コラボレーションゾーン、休憩スペース、コミュニティエリアなど、社交的なつながりを促進するオフィスのエリアをアップデートする。
コーヒーカート、屋外スペース、図書館、またはラウンジエリアを追加して、オフィスに「サードプレイス」(自宅でも従来のオフィスでもない作業スペース) を作成する。
厳格な清掃スケジュールの導入、効果的な換気方法や人数制限の実施など、安全対策を講じる。
ソーシャルディスタンスを考慮して、オフィスのレイアウト変更を検討する。たとえば、デスク間の距離を広げたり、ひとつおきにデスクを空席にするなど。
適切なテクノロジーに投資することは、オフィス復帰プランの成功に不可欠です。

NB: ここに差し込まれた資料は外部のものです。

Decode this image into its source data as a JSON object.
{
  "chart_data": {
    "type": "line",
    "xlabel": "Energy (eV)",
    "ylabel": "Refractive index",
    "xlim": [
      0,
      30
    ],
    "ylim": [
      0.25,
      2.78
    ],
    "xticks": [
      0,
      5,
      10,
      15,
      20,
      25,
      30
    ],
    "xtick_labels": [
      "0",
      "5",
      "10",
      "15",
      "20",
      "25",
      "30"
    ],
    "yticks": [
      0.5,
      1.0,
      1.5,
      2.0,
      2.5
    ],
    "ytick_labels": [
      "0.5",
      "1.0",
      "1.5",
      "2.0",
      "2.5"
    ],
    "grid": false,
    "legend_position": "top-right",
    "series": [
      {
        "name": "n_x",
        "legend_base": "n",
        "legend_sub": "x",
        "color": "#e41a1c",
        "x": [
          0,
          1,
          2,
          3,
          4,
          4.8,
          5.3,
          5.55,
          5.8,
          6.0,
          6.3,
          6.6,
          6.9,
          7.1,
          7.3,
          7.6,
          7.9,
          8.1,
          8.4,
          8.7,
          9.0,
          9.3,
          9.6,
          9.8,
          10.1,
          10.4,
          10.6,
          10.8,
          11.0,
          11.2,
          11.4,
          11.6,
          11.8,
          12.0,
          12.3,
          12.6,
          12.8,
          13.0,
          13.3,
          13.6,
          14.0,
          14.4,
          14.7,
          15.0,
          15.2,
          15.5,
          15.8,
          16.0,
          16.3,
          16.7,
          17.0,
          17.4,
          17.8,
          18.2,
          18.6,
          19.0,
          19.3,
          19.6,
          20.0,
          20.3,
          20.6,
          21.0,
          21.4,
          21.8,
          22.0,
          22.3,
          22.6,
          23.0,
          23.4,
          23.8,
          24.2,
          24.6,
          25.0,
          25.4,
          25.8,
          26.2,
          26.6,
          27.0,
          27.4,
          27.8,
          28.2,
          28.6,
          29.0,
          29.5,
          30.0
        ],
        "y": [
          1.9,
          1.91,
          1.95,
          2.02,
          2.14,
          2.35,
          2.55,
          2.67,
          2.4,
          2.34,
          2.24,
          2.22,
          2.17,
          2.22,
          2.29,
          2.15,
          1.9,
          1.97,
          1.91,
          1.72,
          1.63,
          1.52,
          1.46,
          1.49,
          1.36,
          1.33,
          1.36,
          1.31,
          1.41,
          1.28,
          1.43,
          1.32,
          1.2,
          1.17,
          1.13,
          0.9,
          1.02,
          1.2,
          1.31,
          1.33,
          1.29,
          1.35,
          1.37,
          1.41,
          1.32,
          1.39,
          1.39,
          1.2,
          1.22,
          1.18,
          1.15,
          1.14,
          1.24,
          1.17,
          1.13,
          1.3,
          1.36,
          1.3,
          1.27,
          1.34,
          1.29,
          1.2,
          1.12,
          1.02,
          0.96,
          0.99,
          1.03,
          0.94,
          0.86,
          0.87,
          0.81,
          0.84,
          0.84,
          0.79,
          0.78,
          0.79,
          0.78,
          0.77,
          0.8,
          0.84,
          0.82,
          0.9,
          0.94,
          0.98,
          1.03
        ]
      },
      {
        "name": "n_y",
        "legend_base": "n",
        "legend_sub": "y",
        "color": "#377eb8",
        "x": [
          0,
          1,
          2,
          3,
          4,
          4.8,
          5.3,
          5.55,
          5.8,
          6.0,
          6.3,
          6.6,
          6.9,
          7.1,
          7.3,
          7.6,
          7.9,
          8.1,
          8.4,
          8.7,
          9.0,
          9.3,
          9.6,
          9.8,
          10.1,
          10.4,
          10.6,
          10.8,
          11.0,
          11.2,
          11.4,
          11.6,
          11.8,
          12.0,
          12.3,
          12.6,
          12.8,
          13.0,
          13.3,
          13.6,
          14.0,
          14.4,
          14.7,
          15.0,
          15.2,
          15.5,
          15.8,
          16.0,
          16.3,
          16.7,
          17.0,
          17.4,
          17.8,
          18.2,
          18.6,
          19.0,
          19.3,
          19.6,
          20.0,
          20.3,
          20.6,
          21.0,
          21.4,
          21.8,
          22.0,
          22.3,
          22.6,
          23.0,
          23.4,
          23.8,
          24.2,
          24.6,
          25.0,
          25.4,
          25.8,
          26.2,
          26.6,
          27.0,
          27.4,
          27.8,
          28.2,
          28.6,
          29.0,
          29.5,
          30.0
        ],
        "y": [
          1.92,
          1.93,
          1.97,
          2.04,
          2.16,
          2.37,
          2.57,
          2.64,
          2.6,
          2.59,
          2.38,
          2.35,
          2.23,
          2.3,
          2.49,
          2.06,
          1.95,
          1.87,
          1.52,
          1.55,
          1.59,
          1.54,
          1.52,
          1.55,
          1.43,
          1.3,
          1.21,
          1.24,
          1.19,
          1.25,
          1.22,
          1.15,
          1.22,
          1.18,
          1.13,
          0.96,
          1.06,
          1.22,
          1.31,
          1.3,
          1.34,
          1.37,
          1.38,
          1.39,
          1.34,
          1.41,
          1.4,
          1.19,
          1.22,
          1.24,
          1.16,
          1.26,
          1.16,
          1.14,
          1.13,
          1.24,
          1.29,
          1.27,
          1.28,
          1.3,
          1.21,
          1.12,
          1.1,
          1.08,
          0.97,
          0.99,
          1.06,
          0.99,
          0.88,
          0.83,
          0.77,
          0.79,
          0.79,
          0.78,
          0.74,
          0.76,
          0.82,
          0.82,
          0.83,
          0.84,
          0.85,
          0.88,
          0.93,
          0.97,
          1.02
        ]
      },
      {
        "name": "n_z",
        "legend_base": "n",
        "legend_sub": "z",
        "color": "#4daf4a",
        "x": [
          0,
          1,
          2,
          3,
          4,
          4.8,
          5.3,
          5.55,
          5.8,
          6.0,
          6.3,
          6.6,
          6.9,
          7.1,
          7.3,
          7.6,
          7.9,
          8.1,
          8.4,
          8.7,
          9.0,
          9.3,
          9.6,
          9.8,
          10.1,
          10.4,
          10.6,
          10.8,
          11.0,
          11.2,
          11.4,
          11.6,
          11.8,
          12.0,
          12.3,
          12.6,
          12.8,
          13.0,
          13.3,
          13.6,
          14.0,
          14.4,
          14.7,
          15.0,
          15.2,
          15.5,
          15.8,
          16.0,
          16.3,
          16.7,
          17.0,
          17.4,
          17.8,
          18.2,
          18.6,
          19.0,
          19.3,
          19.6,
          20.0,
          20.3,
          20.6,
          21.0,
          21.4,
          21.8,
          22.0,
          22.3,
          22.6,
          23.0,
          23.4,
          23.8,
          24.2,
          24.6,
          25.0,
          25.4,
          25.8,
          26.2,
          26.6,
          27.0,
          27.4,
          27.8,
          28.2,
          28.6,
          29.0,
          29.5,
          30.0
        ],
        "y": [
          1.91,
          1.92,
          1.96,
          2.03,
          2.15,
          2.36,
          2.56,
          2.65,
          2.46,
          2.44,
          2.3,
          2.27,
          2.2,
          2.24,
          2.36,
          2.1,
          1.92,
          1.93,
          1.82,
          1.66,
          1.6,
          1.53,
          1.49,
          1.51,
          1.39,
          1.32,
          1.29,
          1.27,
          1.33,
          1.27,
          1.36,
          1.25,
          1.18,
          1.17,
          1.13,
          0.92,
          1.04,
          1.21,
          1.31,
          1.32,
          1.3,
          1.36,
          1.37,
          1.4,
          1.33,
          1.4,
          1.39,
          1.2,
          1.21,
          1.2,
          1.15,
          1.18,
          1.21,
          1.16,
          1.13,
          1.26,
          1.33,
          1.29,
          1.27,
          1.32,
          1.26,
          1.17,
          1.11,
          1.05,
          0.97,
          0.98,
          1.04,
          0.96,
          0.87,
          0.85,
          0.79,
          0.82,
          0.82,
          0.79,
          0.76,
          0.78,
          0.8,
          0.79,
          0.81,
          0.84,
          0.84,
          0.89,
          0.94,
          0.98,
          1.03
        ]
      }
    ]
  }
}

そうすることで、従業員がホットデスクなどの効率的なハイブリッドワークの働き方に適応できる環境を整えられます。ここでは、オフィス復帰に役立つテクノロジーの活用方法をご紹介します。
オフィスキャパシティ管理ツールや、従業員がデスクスペースを予約できるホテリングソフトウェアなど、ハイブリッドワークモデルをサポートするソフトウェアを導入する。
ドキュメント管理やファイル共有ツール、クラウドコンピューティングオプションなど、分散型ワーカーをサポートするテクノロジーに焦点を当てて、既存のテクノロジーをアップグレードし、コラボレーションの効率アップを促進する。
ワークフローとプロジェクト管理ツールを連携して、コラボレーションを強化し、コミュニケーションを合理化して、どこで作業していてもプロジェクトを順調に進められる環境を整える。
ビデオ会議ソフトウェアやコミュニケーションアプリなどのリモートコミュニケーションツールをアップグレードする。
出勤前のウェルネスチェック、非接触ゲストチェックイン、音声対応テクノロジー、自律型清掃テクノロジーなど、健康と安全を促進するテクノロジーに投資する。
サイバーセキュリティプロトコルをアップグレードし、分散型ワークによってもたらされるリスクを低減するように設計された新しいサイバーセキュリティイニシアチブを実装する。
在宅勤務が主流になってから 2 年以上経ちました。その経験を経てオフィスに復帰することは、働き方における大きな変化となります。オフィス復帰プランを立てて、実施することは大変なことに感じるかもしれませんが、実際そうとは限りません。
従業員のニーズに耳を傾け、柔軟なプロセスを実装できる企業は、ポストコロナの社会で成功する態勢を整えています。目的意識があり、柔軟性があり、コラボレーションの促進に重点を置いたオフィス復帰プランを実現すると、従業員の士気や職場のコミュニティ意識が高まり、積極的に仕事に取り込める仕事環境を築けます。
同期型ハイブリッドワークスケジュールを実装する場合でも、勤務時間にフレックス制を導入する場合でも、チームに完全にオフィスに復帰するように依頼する場合でも、コラボレーションを合理化して作業を一元化できるツールが必要です。ワークマネジメントソフトウェアはまさにそれを実現します。プロジェクトを調整し、異なるタイムゾーンで働いていても、同じ階の会議室にいても、組織全体の可視性を改善させます。